2. Audit mechanisms, not just feature flags

Don’t trust that disabling a feature disables its infrastructure. Search the SDK source for:

• Swizzling or method interception
• Timer or observer registration
• Network monitoring hooks
• File system observers

If the mechanism is active, data is being collected somewhere - even if it’s not being sent yet.
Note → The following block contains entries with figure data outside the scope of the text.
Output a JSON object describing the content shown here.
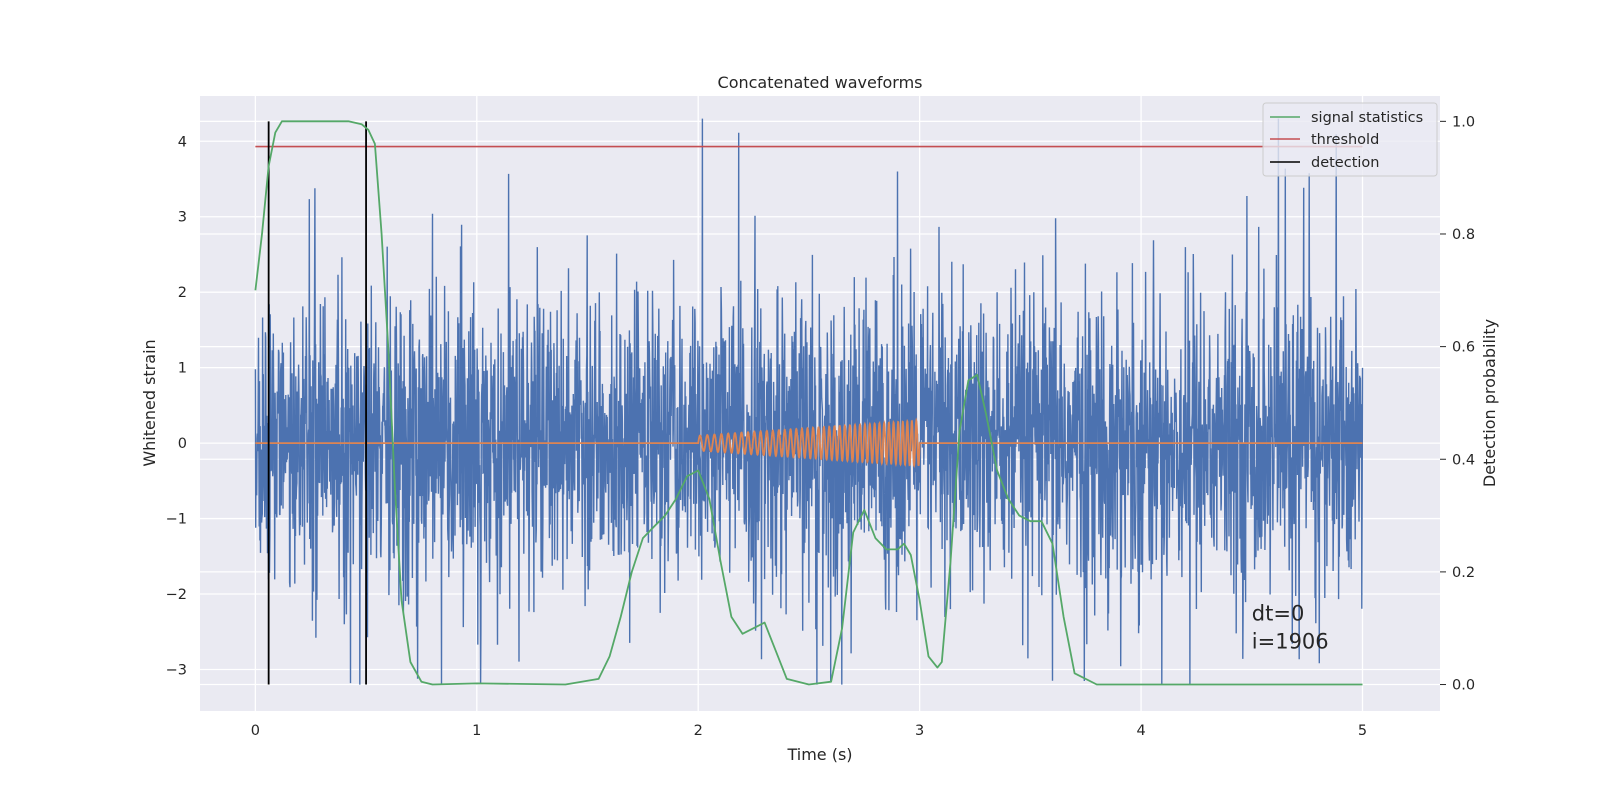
{
  "chart_data": {
    "type": "line",
    "title": "Concatenated waveforms",
    "xlabel": "Time (s)",
    "ylabel": "Whitened strain",
    "y2label": "Detection probability",
    "xlim": [
      -0.25,
      5.35
    ],
    "ylim": [
      -3.55,
      4.6
    ],
    "y2lim": [
      -0.047,
      1.045
    ],
    "xticks": [
      0,
      1,
      2,
      3,
      4,
      5
    ],
    "yticks": [
      -3,
      -2,
      -1,
      0,
      1,
      2,
      3,
      4
    ],
    "y2ticks": [
      0.0,
      0.2,
      0.4,
      0.6,
      0.8,
      1.0
    ],
    "xtick_labels": [
      "0",
      "1",
      "2",
      "3",
      "4",
      "5"
    ],
    "ytick_labels": [
      "−3",
      "−2",
      "−1",
      "0",
      "1",
      "2",
      "3",
      "4"
    ],
    "y2tick_labels": [
      "0.0",
      "0.2",
      "0.4",
      "0.6",
      "0.8",
      "1.0"
    ],
    "grid": true,
    "legend_position": "top-right",
    "series": [
      {
        "name": "",
        "axis": "left",
        "color": "#4c72b0",
        "kind": "noise",
        "x_range": [
          0,
          5
        ],
        "amplitude_range": [
          -3.2,
          4.3
        ],
        "notable_peaks": [
          [
            4.62,
            4.3
          ],
          [
            2.9,
            3.6
          ],
          [
            4.22,
            -3.2
          ],
          [
            3.6,
            -3.15
          ]
        ]
      },
      {
        "name": "",
        "axis": "left",
        "color": "#dd8452",
        "kind": "chirp",
        "x": [
          0,
          2,
          2.5,
          3,
          5
        ],
        "envelope": [
          0,
          0.1,
          0.2,
          0.3,
          0
        ],
        "chirp_interval": [
          2,
          3
        ]
      },
      {
        "name": "signal statistics",
        "axis": "right",
        "color": "#55a868",
        "x": [
          0.0,
          0.03,
          0.06,
          0.09,
          0.12,
          0.18,
          0.3,
          0.42,
          0.48,
          0.51,
          0.54,
          0.57,
          0.6,
          0.63,
          0.66,
          0.7,
          0.75,
          0.8,
          1.0,
          1.4,
          1.55,
          1.6,
          1.65,
          1.7,
          1.75,
          1.8,
          1.85,
          1.9,
          1.95,
          2.0,
          2.05,
          2.1,
          2.15,
          2.2,
          2.25,
          2.3,
          2.35,
          2.4,
          2.5,
          2.6,
          2.65,
          2.7,
          2.75,
          2.8,
          2.85,
          2.9,
          2.93,
          2.96,
          3.0,
          3.04,
          3.08,
          3.1,
          3.14,
          3.18,
          3.22,
          3.26,
          3.3,
          3.35,
          3.4,
          3.45,
          3.5,
          3.55,
          3.6,
          3.65,
          3.7,
          3.8,
          4.5,
          5.0
        ],
        "y": [
          0.7,
          0.8,
          0.92,
          0.98,
          1.0,
          1.0,
          1.0,
          1.0,
          0.995,
          0.985,
          0.96,
          0.8,
          0.6,
          0.35,
          0.15,
          0.04,
          0.005,
          0.0,
          0.002,
          0.0,
          0.01,
          0.05,
          0.12,
          0.2,
          0.26,
          0.28,
          0.3,
          0.33,
          0.37,
          0.38,
          0.33,
          0.22,
          0.12,
          0.09,
          0.1,
          0.11,
          0.06,
          0.01,
          0.0,
          0.005,
          0.1,
          0.27,
          0.31,
          0.26,
          0.24,
          0.24,
          0.25,
          0.23,
          0.15,
          0.05,
          0.03,
          0.04,
          0.22,
          0.45,
          0.54,
          0.55,
          0.48,
          0.38,
          0.33,
          0.3,
          0.29,
          0.29,
          0.25,
          0.12,
          0.02,
          0.0,
          0.0,
          0.0
        ]
      },
      {
        "name": "threshold",
        "axis": "left",
        "color": "#c44e52",
        "x": [
          0,
          5
        ],
        "y": [
          3.93,
          3.93
        ]
      },
      {
        "name": "detection",
        "axis": "right",
        "color": "#000000",
        "vlines": [
          0.06,
          0.5
        ],
        "ymin": 0.0,
        "ymax": 1.0
      }
    ],
    "annotations": [
      {
        "text": "dt=0",
        "x": 4.5,
        "y": -2.35
      },
      {
        "text": "i=1906",
        "x": 4.5,
        "y": -2.72
      }
    ]
  }
}
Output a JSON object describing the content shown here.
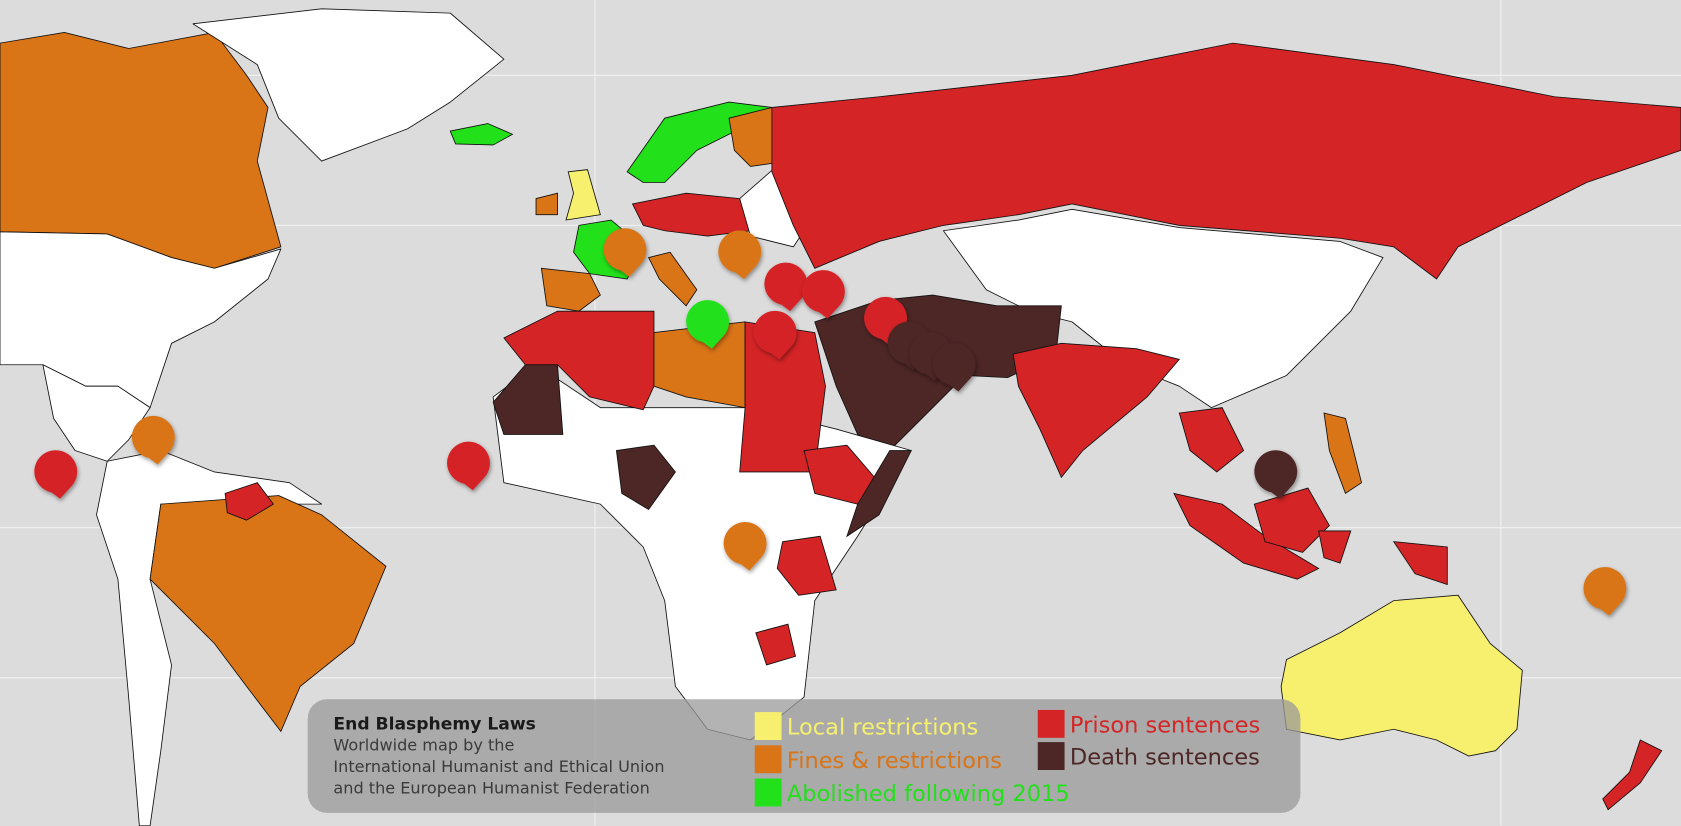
{
  "legend": {
    "title": "End Blasphemy Laws",
    "subtitle": [
      "Worldwide map by the",
      "International Humanist and Ethical Union",
      "and the European Humanist Federation"
    ],
    "items": [
      {
        "label": "Local restrictions",
        "color": "#f7f06e"
      },
      {
        "label": "Fines & restrictions",
        "color": "#d97417"
      },
      {
        "label": "Abolished following 2015",
        "color": "#22e01a"
      },
      {
        "label": "Prison sentences",
        "color": "#d42426"
      },
      {
        "label": "Death sentences",
        "color": "#4d2626"
      }
    ]
  }
}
3. Watch for these red flags

Scrutinize or explicitly disable anything involving:

• Performance monitoring / tracing
• User interaction tracking
• Session replay or recording
• Diagnostic reports / MetricKit integration
• Network request monitoring
• Breadcrumb collection
• Any form of analytics or metrics
• “Improved crash context” (often means more data collection)

4. Default to off

If you’re uncertain whether a feature collects user data, disable it. You can always enable it later if needed. You can’t un-collect data that’s already been sent.

Configuration Example

Here’s how we configure Sentry for iOS - the same principles apply to any crash reporting SDK:

SentrySDK.start { options in
    options.dsn = "your-dsn"

    // Core crash reporting only
    options.enableCrashHandler = true

    // Disable everything else explicitly
    options.enableAutoPerformanceTracing = false
    options.enableUIViewControllerTracing = false
    options.enableNetworkTracking = false
    options.enableFileIOTracing = false
    options.enableCoreDataTracing = false
    options.enableSwizzling = false  // Critical: disables the mechanism
    options.enableAutoBreadcrumbTracking = false
    options.enableNetworkBreadcrumbs = false
    options.attachScreenshot = false
    options.attachViewHierarchy = false
    options.enableMetricKit = false
    options.enableTimeToFullDisplayTracing = false

    // No session tracking
    options.enableAutoSessionTracking = false
    options.sessionTrackingIntervalMillis = 0
}

The key insight: we disable enableSwizzling entirely. This is the mechanism that powers many features. Disabling it at the infrastructure level is more reliable than disabling individual features that depend on it.

Verification

Configuration isn’t enough. Verify that nothing extra ships:

1. Build in Release mode - Debug builds may behave differently
2. Run on a real device - Simulators may skip certain code paths
3. Trigger a test crash - Confirm it appears in your dashboard
4. Check for other events - Confirm NO sessions, hangs, breadcrumbs, or performance data appear

If anything unexpected shows up, investigate which setting is responsible and disable it.

Platform Considerations

If your app runs on multiple platforms (iOS, watchOS, widgets), ensure your crash reporting configuration works everywhere:

• Avoid UIKit-specific options on watchOS
• Test widgets separately - they have different lifecycle
• Use a shared configuration helper to prevent drift

Results

With this approach:

• Crash reports arrive with useful stack traces and device context
• No user behavior data is collected
• SDK updates require review but don’t silently expand data collection
• Users can trust that “crash reports only” means exactly that

Lessons Learned

• Audit mechanisms, not features - Disabling a feature doesn’t disable its infrastructure
• Default to off - Enable features deliberately, not by SDK default
• Verify in production builds - Debug builds may behave differently
• Review every SDK update - New defaults can silently expand collection
• Document your philosophy - Future maintainers need to know why settings are disabled

---

How This Post Was Made

Prompt: “let’s write (one or more) posts about the skills we have in helloweather web and ios. I’m thinking perhaps one about sentry in the ios repo, where we document how we want to maintain privacy and beware of new settings that might be enabled by default, to ensure we only do the minimal crash reporting and respect privacy.”

Generated by Claude (Opus 4.5) using the blog-post-generator skill. Based on the iOS Sentry skill from helloweather/ios, generalized to apply to any crash reporting SDK.